Czyli jedyną odpowiedzią na populizm jest to, żeby populiści nie mogli nas blokować?
No owszem. Jest to odpowiedź kryzysowa.
Jaka jest stawka eurowyborów 2019 roku? Czego one dotyczą?
Wszystkiego, co Europę dzieli. Perspektywą tych wyborów jest podział. Ugrupowania ksenofobiczne będą wyciągać kwestie związane z migracjami. Nastąpi przesilenie i po tych wyborach trzeba będzie na nowo poukładać system polityczny w UE.
Te wybory są przełomowe?
Każde wybory europejskie od 1979 roku nazywane są historycznymi i przełomowymi. I jednocześnie w każdych głosuje coraz mniej Europejczyków.
Te wybory będą inne ze względu na Brexit. Wydawało się, że żadne państwo nigdy nie będzie chciało wystąpić z Unii Europejskiej. Brexit nasilił świadomość wśród elit politycznych, że kryzys egzystencjalny Unii rzeczywiście istnieje i wymaga jakiejś odpowiedzi. Tylko nie wiadomo dokładnie jakiej.
A gdyby mogła pani czarodziejską różdżką wprowadzić trzy zmiany, które by Unię wybawiły z kłopotów, to co by to było?
Większość działań powinna iść w stronę przywrócenia pewności obywatelom, że państwo dobrobytu jest możliwe.
Trzy konkretne rzeczy.
Po pierwsze pełna realizacja europejskiego filaru praw społecznych. Chodziłoby o wprowadzenie standardów dotyczących rynków pracy, ustalenia na nowo, jakie są warunki wolnego przepływu pracowników, o nową dyrektywę dotyczącą świadczeń socjalnych, o ustalenie europejskich standardów opieki zdrowotnej, bo to bolączka absolutnie wszystkich społeczeństw.
Po drugie walka z rajami podatkowymi i unikaniem opodatkowania. Unia musi to w końcu zrobić, narzędzia ma, to wymaga po prostu realizacji. Bo od uzyskania środków zależy, czy zrealizujemy postulaty sprawiedliwości społecznej.
Po trzecie potrzebne jest usprawnienia systemu decyzyjnego w Unii tak, żeby przeprowadzenie punktu pierwszego i drugiego się powiodło.
Unia musi sprawić, żeby obywatele zyskali na nadchodzących zmianach technologicznych np. robotyzacji, a nie obawiali się, że one im zabiorą pracę. Poprzednią falę globalizacji puściliśmy na żywioł, trzeba zadbać, żeby kolejna nie zatopiła klasy średniej.
A jakaś rada dla polityków demokratycznych?

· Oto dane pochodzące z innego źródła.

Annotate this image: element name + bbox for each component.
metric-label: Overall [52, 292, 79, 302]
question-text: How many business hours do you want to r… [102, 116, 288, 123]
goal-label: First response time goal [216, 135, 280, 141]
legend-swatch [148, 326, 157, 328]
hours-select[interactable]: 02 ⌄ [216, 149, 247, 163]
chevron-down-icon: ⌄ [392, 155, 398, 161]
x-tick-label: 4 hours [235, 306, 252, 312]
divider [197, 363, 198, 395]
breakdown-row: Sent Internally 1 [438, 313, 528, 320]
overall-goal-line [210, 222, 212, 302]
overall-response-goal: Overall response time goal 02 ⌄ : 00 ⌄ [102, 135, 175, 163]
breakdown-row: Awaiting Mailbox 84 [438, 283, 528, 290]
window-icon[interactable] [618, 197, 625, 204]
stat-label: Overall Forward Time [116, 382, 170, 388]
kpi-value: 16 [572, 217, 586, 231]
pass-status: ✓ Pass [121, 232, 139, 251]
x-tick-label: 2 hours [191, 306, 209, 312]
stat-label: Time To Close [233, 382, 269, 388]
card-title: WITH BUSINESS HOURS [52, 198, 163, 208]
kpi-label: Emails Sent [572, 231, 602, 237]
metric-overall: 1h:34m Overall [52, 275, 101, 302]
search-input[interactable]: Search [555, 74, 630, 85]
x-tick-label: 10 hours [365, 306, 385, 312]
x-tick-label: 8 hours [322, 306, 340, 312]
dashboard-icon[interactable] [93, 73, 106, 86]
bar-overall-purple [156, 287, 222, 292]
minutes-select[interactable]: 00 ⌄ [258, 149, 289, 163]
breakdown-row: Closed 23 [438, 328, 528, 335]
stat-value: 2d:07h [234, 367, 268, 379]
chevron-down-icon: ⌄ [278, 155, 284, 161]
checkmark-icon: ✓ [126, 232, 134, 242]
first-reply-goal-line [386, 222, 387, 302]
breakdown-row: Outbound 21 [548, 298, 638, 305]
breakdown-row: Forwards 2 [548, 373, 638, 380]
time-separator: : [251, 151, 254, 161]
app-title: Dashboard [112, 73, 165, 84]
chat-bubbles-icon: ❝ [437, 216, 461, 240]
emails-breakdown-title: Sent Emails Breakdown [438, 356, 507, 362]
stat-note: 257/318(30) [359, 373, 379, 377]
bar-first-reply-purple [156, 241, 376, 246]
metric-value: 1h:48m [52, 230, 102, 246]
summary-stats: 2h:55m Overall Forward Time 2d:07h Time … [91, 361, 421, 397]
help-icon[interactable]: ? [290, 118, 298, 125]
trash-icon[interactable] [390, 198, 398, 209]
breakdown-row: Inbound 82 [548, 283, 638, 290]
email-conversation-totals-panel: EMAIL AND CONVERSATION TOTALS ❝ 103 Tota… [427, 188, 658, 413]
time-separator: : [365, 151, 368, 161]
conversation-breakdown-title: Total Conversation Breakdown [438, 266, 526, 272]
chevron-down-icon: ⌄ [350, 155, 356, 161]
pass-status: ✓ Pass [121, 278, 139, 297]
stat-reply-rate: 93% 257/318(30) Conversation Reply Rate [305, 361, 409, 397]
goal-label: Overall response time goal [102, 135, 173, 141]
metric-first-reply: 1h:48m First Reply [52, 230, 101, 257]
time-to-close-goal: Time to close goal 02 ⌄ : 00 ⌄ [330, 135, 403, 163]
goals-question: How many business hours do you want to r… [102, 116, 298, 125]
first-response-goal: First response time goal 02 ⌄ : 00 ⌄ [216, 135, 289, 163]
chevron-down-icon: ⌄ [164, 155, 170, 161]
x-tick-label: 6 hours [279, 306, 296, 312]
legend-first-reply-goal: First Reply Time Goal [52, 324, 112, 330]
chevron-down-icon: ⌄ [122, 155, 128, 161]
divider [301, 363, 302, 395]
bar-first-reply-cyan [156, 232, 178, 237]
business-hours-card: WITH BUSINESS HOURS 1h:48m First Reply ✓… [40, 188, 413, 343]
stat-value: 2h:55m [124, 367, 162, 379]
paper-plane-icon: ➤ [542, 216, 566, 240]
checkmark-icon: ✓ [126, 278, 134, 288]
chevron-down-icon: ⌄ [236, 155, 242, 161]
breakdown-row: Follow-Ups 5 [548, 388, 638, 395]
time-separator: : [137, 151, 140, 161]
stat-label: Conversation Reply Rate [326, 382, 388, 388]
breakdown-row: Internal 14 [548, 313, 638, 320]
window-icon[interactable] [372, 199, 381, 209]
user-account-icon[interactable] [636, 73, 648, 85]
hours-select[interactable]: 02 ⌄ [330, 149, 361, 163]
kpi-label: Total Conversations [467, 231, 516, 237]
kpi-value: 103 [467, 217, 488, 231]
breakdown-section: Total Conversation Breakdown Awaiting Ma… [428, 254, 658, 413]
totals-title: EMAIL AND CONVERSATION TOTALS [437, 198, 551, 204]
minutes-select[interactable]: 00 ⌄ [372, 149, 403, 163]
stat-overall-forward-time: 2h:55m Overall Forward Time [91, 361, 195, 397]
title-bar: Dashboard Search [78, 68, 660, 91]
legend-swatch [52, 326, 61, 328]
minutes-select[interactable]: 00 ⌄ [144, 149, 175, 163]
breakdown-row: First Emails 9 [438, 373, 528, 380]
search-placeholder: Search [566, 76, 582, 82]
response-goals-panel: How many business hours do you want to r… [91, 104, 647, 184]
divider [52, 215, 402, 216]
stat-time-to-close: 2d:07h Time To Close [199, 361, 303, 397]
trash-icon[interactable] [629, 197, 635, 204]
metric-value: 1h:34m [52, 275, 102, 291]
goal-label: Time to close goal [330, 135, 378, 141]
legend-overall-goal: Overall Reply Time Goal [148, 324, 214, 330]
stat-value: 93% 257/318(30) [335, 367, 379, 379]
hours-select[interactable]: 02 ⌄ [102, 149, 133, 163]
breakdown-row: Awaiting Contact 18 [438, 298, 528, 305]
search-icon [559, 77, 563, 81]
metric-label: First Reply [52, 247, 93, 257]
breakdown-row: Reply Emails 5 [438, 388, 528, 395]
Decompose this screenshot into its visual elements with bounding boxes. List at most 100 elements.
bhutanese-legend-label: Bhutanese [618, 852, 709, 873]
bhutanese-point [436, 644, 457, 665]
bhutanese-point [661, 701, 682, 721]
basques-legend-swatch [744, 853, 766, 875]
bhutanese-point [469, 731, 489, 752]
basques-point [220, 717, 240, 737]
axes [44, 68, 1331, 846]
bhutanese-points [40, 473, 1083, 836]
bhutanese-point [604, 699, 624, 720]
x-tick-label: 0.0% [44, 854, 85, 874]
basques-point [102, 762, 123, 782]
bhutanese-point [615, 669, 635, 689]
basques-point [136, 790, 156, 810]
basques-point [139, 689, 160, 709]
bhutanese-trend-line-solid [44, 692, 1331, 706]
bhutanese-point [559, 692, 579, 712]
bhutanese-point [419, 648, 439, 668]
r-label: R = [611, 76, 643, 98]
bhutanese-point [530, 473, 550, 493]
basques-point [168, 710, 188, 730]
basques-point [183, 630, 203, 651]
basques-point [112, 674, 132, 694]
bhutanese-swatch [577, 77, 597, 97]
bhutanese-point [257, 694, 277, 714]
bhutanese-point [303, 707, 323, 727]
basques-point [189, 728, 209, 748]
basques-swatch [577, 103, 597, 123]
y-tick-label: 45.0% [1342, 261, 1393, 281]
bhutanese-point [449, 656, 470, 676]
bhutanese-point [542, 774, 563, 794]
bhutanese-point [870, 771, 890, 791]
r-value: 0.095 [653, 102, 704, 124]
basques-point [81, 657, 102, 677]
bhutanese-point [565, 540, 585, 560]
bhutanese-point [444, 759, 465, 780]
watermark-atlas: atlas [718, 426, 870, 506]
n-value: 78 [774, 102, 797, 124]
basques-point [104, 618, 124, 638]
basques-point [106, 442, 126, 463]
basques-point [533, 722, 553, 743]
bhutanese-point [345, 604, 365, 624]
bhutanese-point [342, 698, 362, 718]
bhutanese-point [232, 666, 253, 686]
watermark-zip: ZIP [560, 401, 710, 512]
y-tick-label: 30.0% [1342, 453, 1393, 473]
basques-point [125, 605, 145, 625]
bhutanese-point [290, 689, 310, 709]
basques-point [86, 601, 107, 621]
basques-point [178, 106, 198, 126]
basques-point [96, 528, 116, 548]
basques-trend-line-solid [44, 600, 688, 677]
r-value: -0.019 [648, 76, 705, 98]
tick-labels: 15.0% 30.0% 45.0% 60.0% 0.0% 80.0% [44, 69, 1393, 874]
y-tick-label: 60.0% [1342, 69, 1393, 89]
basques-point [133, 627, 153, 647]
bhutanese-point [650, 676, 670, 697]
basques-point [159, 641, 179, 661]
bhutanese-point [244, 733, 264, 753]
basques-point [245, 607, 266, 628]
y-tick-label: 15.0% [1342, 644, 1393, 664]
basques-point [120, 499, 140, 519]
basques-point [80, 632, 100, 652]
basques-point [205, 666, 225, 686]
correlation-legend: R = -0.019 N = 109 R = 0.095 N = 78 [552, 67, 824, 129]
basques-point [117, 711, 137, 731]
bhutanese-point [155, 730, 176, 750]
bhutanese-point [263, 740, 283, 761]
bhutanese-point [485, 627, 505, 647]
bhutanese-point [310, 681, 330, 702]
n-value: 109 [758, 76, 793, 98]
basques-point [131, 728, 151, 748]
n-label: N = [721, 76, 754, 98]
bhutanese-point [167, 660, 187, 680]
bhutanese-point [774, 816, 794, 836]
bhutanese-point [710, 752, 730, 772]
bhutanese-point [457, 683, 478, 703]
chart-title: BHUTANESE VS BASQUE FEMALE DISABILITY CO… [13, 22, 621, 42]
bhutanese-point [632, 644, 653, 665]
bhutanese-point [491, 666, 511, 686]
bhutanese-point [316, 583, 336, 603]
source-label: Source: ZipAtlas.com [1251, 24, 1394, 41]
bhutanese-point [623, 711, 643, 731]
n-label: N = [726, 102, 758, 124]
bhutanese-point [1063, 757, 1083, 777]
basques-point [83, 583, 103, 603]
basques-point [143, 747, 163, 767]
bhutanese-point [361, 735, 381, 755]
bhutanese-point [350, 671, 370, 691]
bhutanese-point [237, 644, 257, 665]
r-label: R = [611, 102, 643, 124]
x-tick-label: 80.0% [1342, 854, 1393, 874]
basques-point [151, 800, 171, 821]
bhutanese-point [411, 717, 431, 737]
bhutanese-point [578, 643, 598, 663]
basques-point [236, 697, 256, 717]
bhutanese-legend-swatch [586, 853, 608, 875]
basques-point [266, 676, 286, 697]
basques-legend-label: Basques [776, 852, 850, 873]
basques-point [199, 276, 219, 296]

Żeby nie traktowali ludzi głosujących na partie populistyczne jak szaleńców. Unijne społeczeństwa są trawione konkretnymi lękami i nie znajdują wsparcia w politykach tradycyjnych partii politycznych, którzy za wszelką cenę starają się być umiarkowani. Mam nadzieję, że te eurowybory nie będą kolejną złą lekcją, kiedy tzw. rozsądni politycy będą mówić: "No tak, tak, znamy wasze problemy, ale nic się nie da zrobić". Nie ma powodu, żeby człowiek był ubezwłasnowolniony i nieszczęśliwy, tylko polityka powinna być pełna determinacji.
* Dr Anna Skrzypek jest politologiem, pracuje w Brukseli jako senior research fellow w FEPS - Fundacji Europejskich Studiów Progresywnych, gdzie odpowiada m.in. za projekt badawczy Next Left.